As is the case with so many other subcompacts, the compact creates a real issue for the subcompact inside showrooms. Yes, this SE has an $850 appearance package with pretty wheels included, plus a $1200 sunroof, $1300 worth of heated seats and power mirrors and navigation, and a $125 exterior keypad that is as much an afterthought as anything I’ve ever seen on a car. But at $21,852 including destination fees, you’re looking at the price of a Focus SE 5-door with an option or two, or the slightest of savings when this Fiesta’s equipment is added to the Focus.

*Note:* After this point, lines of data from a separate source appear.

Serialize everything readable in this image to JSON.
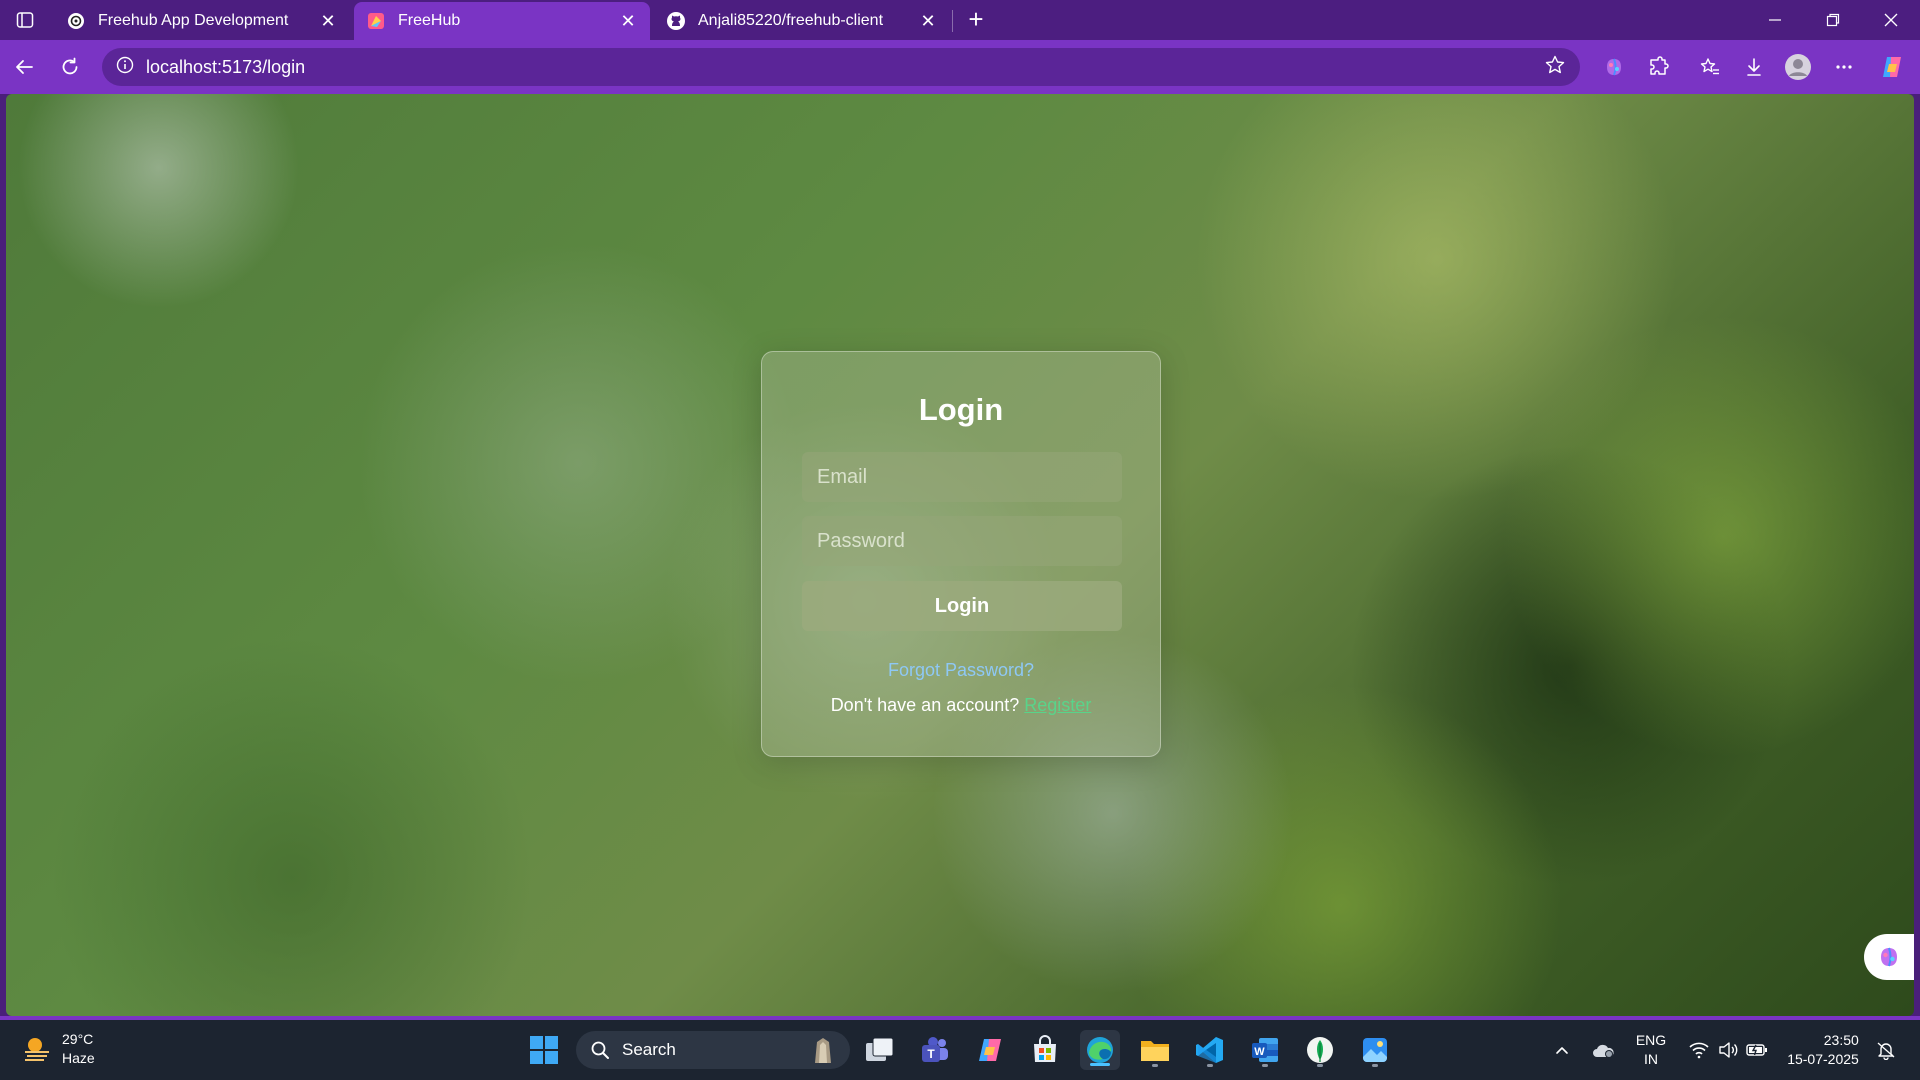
{
  "browser": {
    "tabs": [
      {
        "label": "Freehub App Development",
        "icon": "chatgpt-icon",
        "active": false
      },
      {
        "label": "FreeHub",
        "icon": "freehub-icon",
        "active": true
      },
      {
        "label": "Anjali85220/freehub-client",
        "icon": "github-icon",
        "active": false
      }
    ],
    "url": "localhost:5173/login",
    "accent": "#7a34c4"
  },
  "login": {
    "title": "Login",
    "email_placeholder": "Email",
    "password_placeholder": "Password",
    "button_label": "Login",
    "forgot_label": "Forgot Password?",
    "register_prompt": "Don't have an account?",
    "register_label": "Register"
  },
  "taskbar": {
    "weather": {
      "temp": "29°C",
      "condition": "Haze"
    },
    "search_label": "Search",
    "language": {
      "line1": "ENG",
      "line2": "IN"
    },
    "time": "23:50",
    "date": "15-07-2025"
  }
}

Is efficiency a concern? At 7.6 L/100km combined, according to the EPA, the Fiesta only uses 2.6% less fuel.
Perhaps all of that is besides the point. The facelifted Fiesta wears its Aston Martin grille better than the 2015 Focus, and despite the Focus’s One Ford-inspired European tendencies, it doesn’t have the Fiesta’s dynamic purity. In this most frugal corner of the automotive market, subcompact buyers are prone to comparing feature content side-by-side with rivals, analyzing a $2.00 savings here against a $1.50 fuel economy savings there.
You’ll forget about features? Plan to save by skipping Starbucks? The subcompact buyer who wants to chase fast cars on twisty roads must move the Fiesta to the top of the list.